In Western cultures, the true hallmark that designates the beginning of fall is not the shadows painted by ancient Mayan temples or earlier sunsets; it’s a far more contemporary phenomenon. For many people, the beginning of fall is heralded in by the arrival of the annual pumpkin spice latte. This iconic drink was first introduced by Starbucks in 2003 to none of the same hype it holds currently. Throughout the past several years, the pumpkin spice latte has skyrocketed in popularity-- it is powerful enough to usher in the aesthetic of an entire autumn season even as people still snack on watermelons by their pool.
It has effectively pushed aside apple cider as the popular fall drink of choice. Starbucks and Dunkin’ Donuts released their autumn drink line (of which the PSL was the natural headliner) in mid-to-late August, symbolically ending the summer almost a full month early. Every year, soon after the pumpkin spice latte release, Halloween decorations begin to crop up in lawns across America and Instagram feeds become oversaturated with flannel shirts and pumpkin patches. The almost universal love of fall, and therefore everything pumpkin, is well documented. But why?
This article focuses on the staggering and other-worldly dedication to all things pumpkin, examining exactly how and why the phenomenon has exploded the way it has in the past several years. Multiple contributing factors are involved, as explored below.
It’s not that pumpkin-flavored items had never been popular before; the presence of pumpkin pie next to a turkey-filled Thanksgiving dinner is evidence of that. Within the past decade, the lukewarm reception that Starbucks’ pumpkin spice latte has turned into something fierce and passionate. As of 2017, Starbucks’ global communications manager proclaimed that over 200 million pumpkin spice lattes have been sold worldwide, and that number is without a doubt even higher three years later. One woman’s enthusiasm is so strong that she drinks between five and seven pumpkin spice lattes a week, and previously used to purchase up to fourteen of them within a seven-day period.
Since then, other companies have jumped on the seasonal bandwagon; Dairy Queen offers a seasonal pumpkin spice Blizzard and pumpkin flavored Cheerios line grocery store shelves (this article offers a list of things that would probably be considered overenthusiasm with the flavoring). The appeal does not stop at food products either; body care brand Native sells a limited-edition pumpkin spice deodorant every fall, and pumpkin scented candles fly off the shelves at retailers like Target and Bath and Body Works.
The simplest, most practical answer can be explained by simple supply-and-demand; the PSL and other pumpkin-flavored items are only available for a short (though increasingly lengthy) window of time at the end of the year. As previously stated, Starbucks and Dunkin’s fall drink lines are introduced in August and are heavily marketed all the way until Halloween. Those drinks are still available until after Thanksgiving, but the marketing switches over to the holidays by then. American consumers can only capitalize on the brevity of their favorite pumpkin-flavored items before they are cruelly snatched away for another nine months.

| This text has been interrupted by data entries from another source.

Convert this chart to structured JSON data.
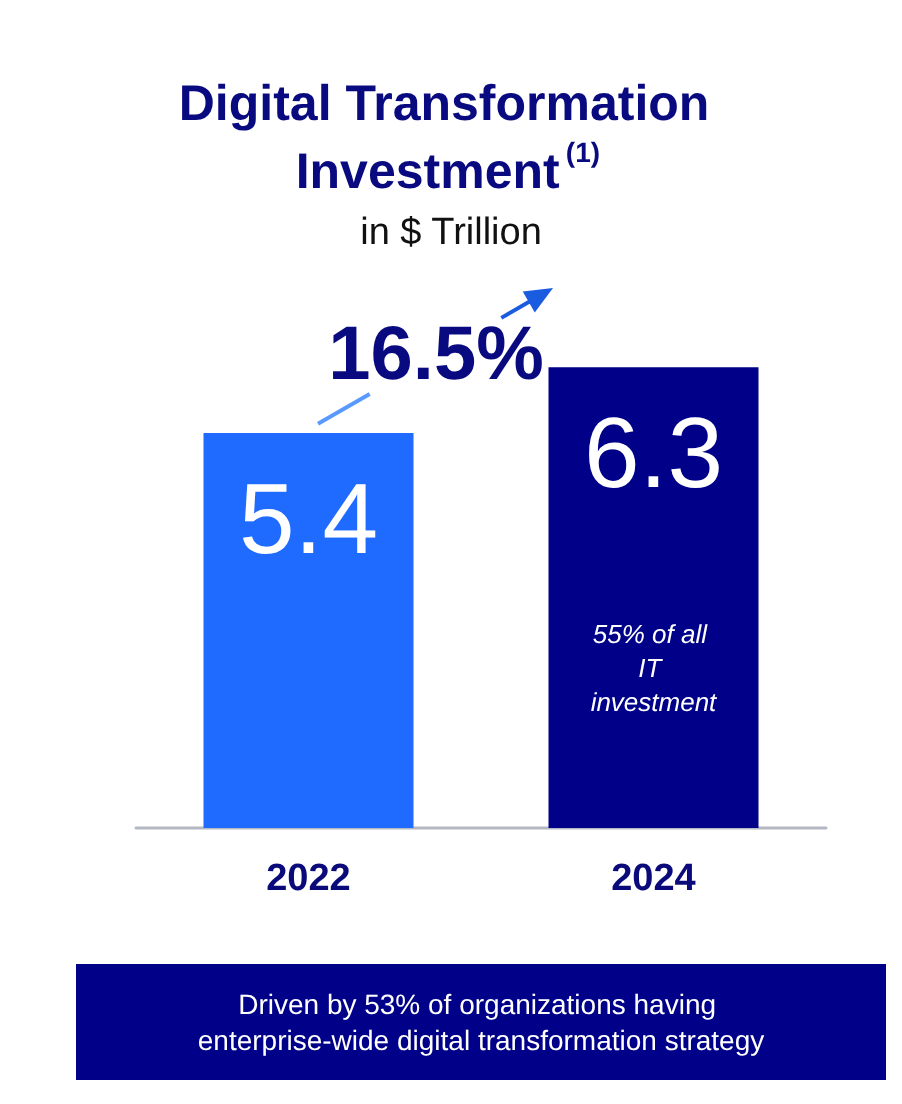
{
  "chart_data": {
    "type": "bar",
    "title": "Digital Transformation Investment$^{(1)}$",
    "subtitle": "in $ Trillion",
    "categories": [
      "2022",
      "2024"
    ],
    "values": [
      5.4,
      6.3
    ],
    "colors": [
      "#1f6bff",
      "#000088"
    ],
    "data_labels": true,
    "annotations": [
      "16.5%",
      "55% of all IT investment",
      "Driven by 53% of organizations having enterprise-wide digital transformation strategy"
    ]
  }
}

A more sentimental and heart-warming answer could be found in the emotions and feelings the PSL and its pumpkin-flavored companions elicit in human minds and hearts. After a long summer of heat, sunburns and sweat, the cool winds of autumn are a welcome reprieve. Not only do the days get cooler, but the arrival of those chilly winds also bring about uber-popular holidays like Halloween and Thanksgiving.
The beginning of fall usually signifies the beginning of activities such as kids going back to school, football games, trick-or-treating, bonfires, and pumpkin patches. All of these popular autumnal pastimes are a source of great memories for many people; pumpkin flavoring is very connected to these. Therefore, people are more likely to associate fall flavors with joyful memories (much like how people enjoy hot chocolate and eggnog at Christmas time). People associate the fall season with ultimate warmth and coziness, with pumpkin flavoring an added bonus to the overall feeling of snugness.
The more deeply scientific answer can be explained by pumpkin’s effect on our senses of taste and smell. Dr. John McGann from Rutgers University explains that most of what we associate as taste is actually smell. His research has shown that the sense of smell has a more direct connection to the portions of the brain that are associated with memory. When those tinges of pumpkin and nutmeg hit our nostrils, it sends the human olfactory (sense of smell) system into a frenzy that eventually leads back to our brain. This neurological overstimulation, combined with the aforementioned nostalgic-ridden atmospheres and cozy memories, can lead to everything pumpkin being associated with positivity in peoples’ lives, thus making the drive for them even stronger.
The pumpkin spice boom and its subsequent enduring enthusiasm by fanatics everywhere is the result of a heady combination of several contributing factors, including nostalgia, powerful spices and flavoring, supply-and-demand scarcity, and an olfactory overload. From a Western, cultural standpoint, its arrival also signals the (albeit somewhat premature) beginning of the holiday season, spanning from the beginning of September until after Christmas. The annual thrill of the arrival of all things pumpkin has not faded, and is likely to continue to last for a very long time. Before long, you might be able to enjoy an iced pumpkin spice latte with your Fourth of July barbecue.